И вот опять он во всём ошибся! Было бы смешно, если б было с кем посмеяться. А ведь Хикеракли ему о всяком таком втолковывал неоднократно. Отговаривал. Жизнь предлагал жить. Хикеракли, хоть и шут гороховый, и подлец, а тут вот — и тут тоже, шепчет совесть, — прав оказался. Никому от смерти метелинской ни жарко, ни холодно, а сам он застрял… где-то не пойми где. Это граф Набедренных куда лучше бы сформулировал, он о подобных материях рассуждать любил, да только… Не сходишь теперь к графу ни позавидовать, ни выпить, ни потрепаться на темы философские да ни к чему не обязывающие.
Эти мосты Метелин так тщательно жёг при жизни ещё, что и после смерти всё пеплом запорошено будто. И сумерки эти вечные, и вроде не держит никто, даже кольцо казарм не держит уже — иди, Метелин, на все четыре стороны, свободен, — да на всех четырёх сторонах одно и то же. Он бы он уже на стены со скуки лез, но духи на то и бесплотные, что прямо сквозь стены проходят.
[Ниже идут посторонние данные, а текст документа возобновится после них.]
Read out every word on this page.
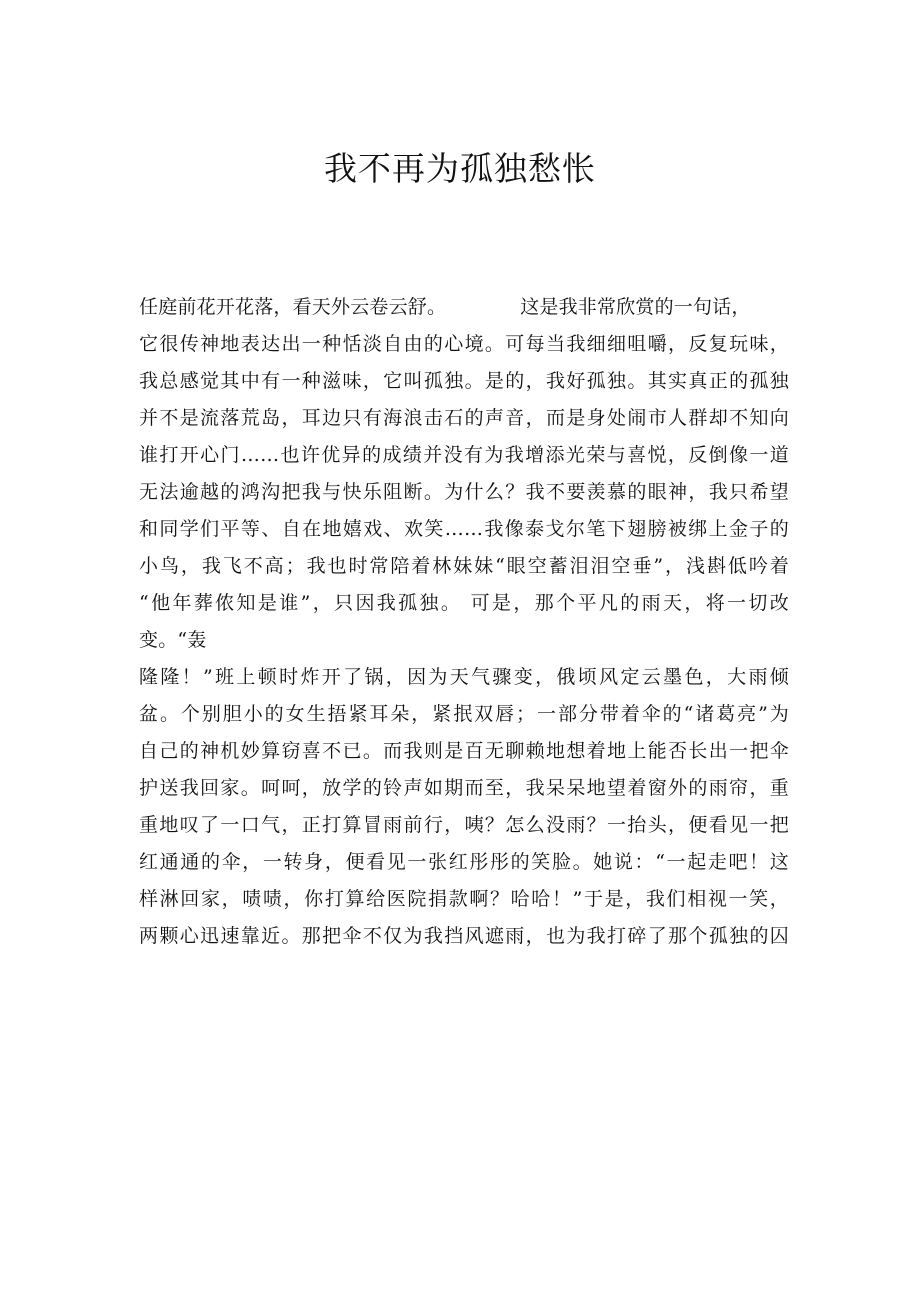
我不再为孤独愁怅
任庭前花开花落，看天外云卷云舒。	这是我非常欣赏的一句话，
它很传神地表达出一种恬淡自由的心境。可每当我细细咀嚼，反复玩味，
我总感觉其中有一种滋味，它叫孤独。是的，我好孤独。其实真正的孤独
并不是流落荒岛，耳边只有海浪击石的声音，而是身处闹市人群却不知向
谁打开心门……也许优异的成绩并没有为我增添光荣与喜悦，反倒像一道
无法逾越的鸿沟把我与快乐阻断。为什么？我不要羡慕的眼神，我只希望
和同学们平等、自在地嬉戏、欢笑……我像泰戈尔笔下翅膀被绑上金子的
小鸟，我飞不高；我也时常陪着林妹妹“眼空蓄泪泪空垂”，浅斟低吟着
“他年葬侬知是谁”，只因我孤独。 可是，那个平凡的雨天，将一切改
变。“轰
隆隆！”班上顿时炸开了锅，因为天气骤变，俄顷风定云墨色，大雨倾
盆。个别胆小的女生捂紧耳朵，紧抿双唇；一部分带着伞的“诸葛亮”为
自己的神机妙算窃喜不已。而我则是百无聊赖地想着地上能否长出一把伞
护送我回家。呵呵，放学的铃声如期而至，我呆呆地望着窗外的雨帘，重
重地叹了一口气，正打算冒雨前行，咦？怎么没雨？一抬头，便看见一把
红通通的伞，一转身，便看见一张红彤彤的笑脸。她说：“一起走吧！这
样淋回家，啧啧，你打算给医院捐款啊？哈哈！”于是，我们相视一笑，
两颗心迅速靠近。那把伞不仅为我挡风遮雨，也为我打碎了那个孤独的囚
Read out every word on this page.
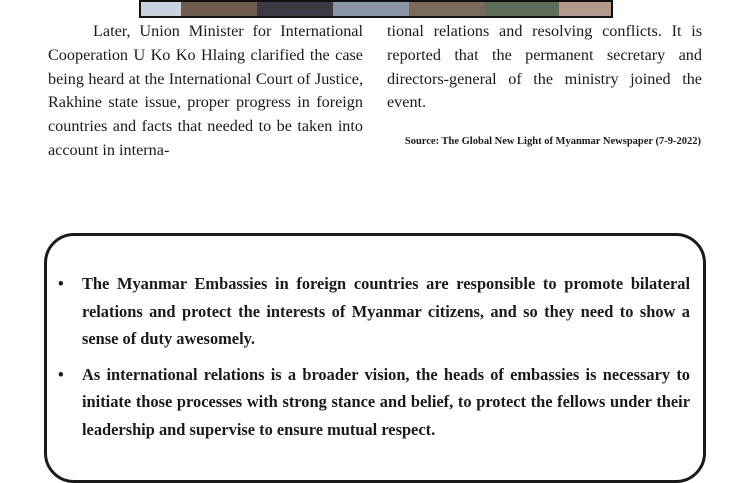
Later, Union Minister for International Cooperation U Ko Ko Hlaing clarified the case being heard at the International Court of Justice, Rakhine state issue, proper progress in foreign countries and facts that needed to be taken into account in interna-

tional relations and resolving conflicts. It is reported that the permanent secretary and directors-general of the ministry joined the event.

Source: The Global New Light of Myanmar Newspaper (7-9-2022)
• The Myanmar Embassies in foreign countries are responsible to promote bilateral relations and protect the interests of Myanmar citizens, and so they need to show a sense of duty awesomely.
• As international relations is a broader vision, the heads of embassies is necessary to initiate those processes with strong stance and belief, to protect the fellows under their leadership and supervise to ensure mutual respect.
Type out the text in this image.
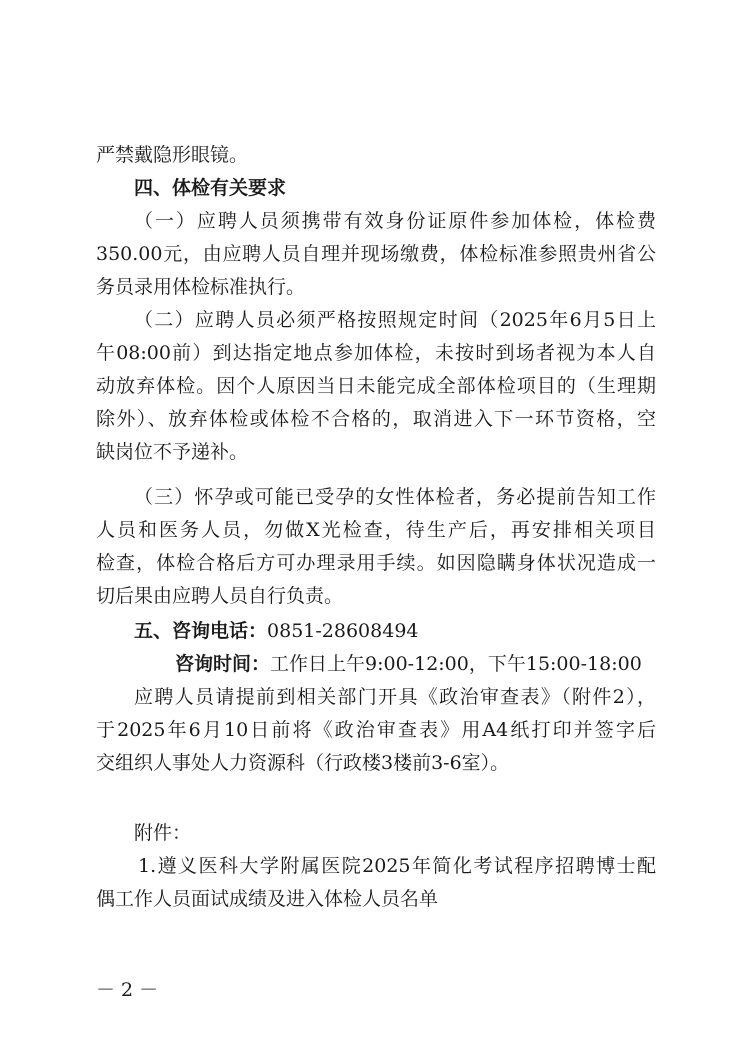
严禁戴隐形眼镜。
四、体检有关要求
（一）应聘人员须携带有效身份证原件参加体检，体检费
350.00元，由应聘人员自理并现场缴费，体检标准参照贵州省公
务员录用体检标准执行。
（二）应聘人员必须严格按照规定时间（2025年6月5日上
午08:00前）到达指定地点参加体检，未按时到场者视为本人自
动放弃体检。因个人原因当日未能完成全部体检项目的（生理期
除外）、放弃体检或体检不合格的，取消进入下一环节资格，空
缺岗位不予递补。
（三）怀孕或可能已受孕的女性体检者，务必提前告知工作
人员和医务人员，勿做X光检查，待生产后，再安排相关项目
检查，体检合格后方可办理录用手续。如因隐瞒身体状况造成一
切后果由应聘人员自行负责。
五、咨询电话：0851-28608494
咨询时间：工作日上午9:00-12:00，下午15:00-18:00
应聘人员请提前到相关部门开具《政治审查表》（附件2），
于2025年6月10日前将《政治审查表》用A4纸打印并签字后
交组织人事处人力资源科（行政楼3楼前3-6室）。
附件：
1.遵义医科大学附属医院2025年简化考试程序招聘博士配
偶工作人员面试成绩及进入体检人员名单
－ 2 －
О бытности духом до бытности духом Метелин только из нянюшкиных сказок знал смутно — и не вспоминал, повзрослевши, никогда само собой. Она ему про покойников неупокоенных на ночь рассказывать любила, когда он в постели уже лежал, и свеча одна всего на столике между ними стояла, и пламя её подрагивало тускло, и тени плясали по углам, а маленький Саша, натянув одеяло до подбородка, слушал, дыхание затая. А после просыпался с криками от кошмаров, и папенька ругался на чём свет стоит… И тогда Саша сам просил других историй. Как будто это что-то могло изменить.
Да не о том же речь, чего уж теперь. Теперь — вспоминать, что в рассказах тех жутких такого было, что бы могло ему здесь и сейчас, никогда и нигде, пригодиться. Вот только сказки на то и сказки — выдумка одна. А если кто и обращался в упырей кровожадных или стенал на кладбище в лунные ночи, Метелин того не встречал здесь. Он вообще никого почти не встречал в этом странном и тусклом недопетерберге. Ни живых, ни мёртвых. Всё больше тени мелькали, хоть и некому их отбрасывать было. Он и папеньку поискать было попробовал, в доме сперва, потом на площади проклятой, и даже на кладбище, но везде было голо, пусто, безмолвно.
Может, и через эту стену, в квартиру Хикеракли, он шагнул, чтобы спросить у старого своего приятеля-предателя: ну вот прав ты. И что теперь? А может, разозлиться хотел, почувствовать хоть что-то, кроме мёртвой сосущей пустоты. Или напугать его так, чтоб из штанов выпрыгнул. Он на этот случай и стаканы швырять научился. Вроде как. Ежели те стаканы, что разлетались от него осколками, в самом деле существовали, конечно. А может, он хотел взглянуть, как от самого живого, самого любящего жизнь человека, какого он знал, одна тень бесплотная осталась, к которой он уже ни надежд, ни обвинений обратить не сумеет.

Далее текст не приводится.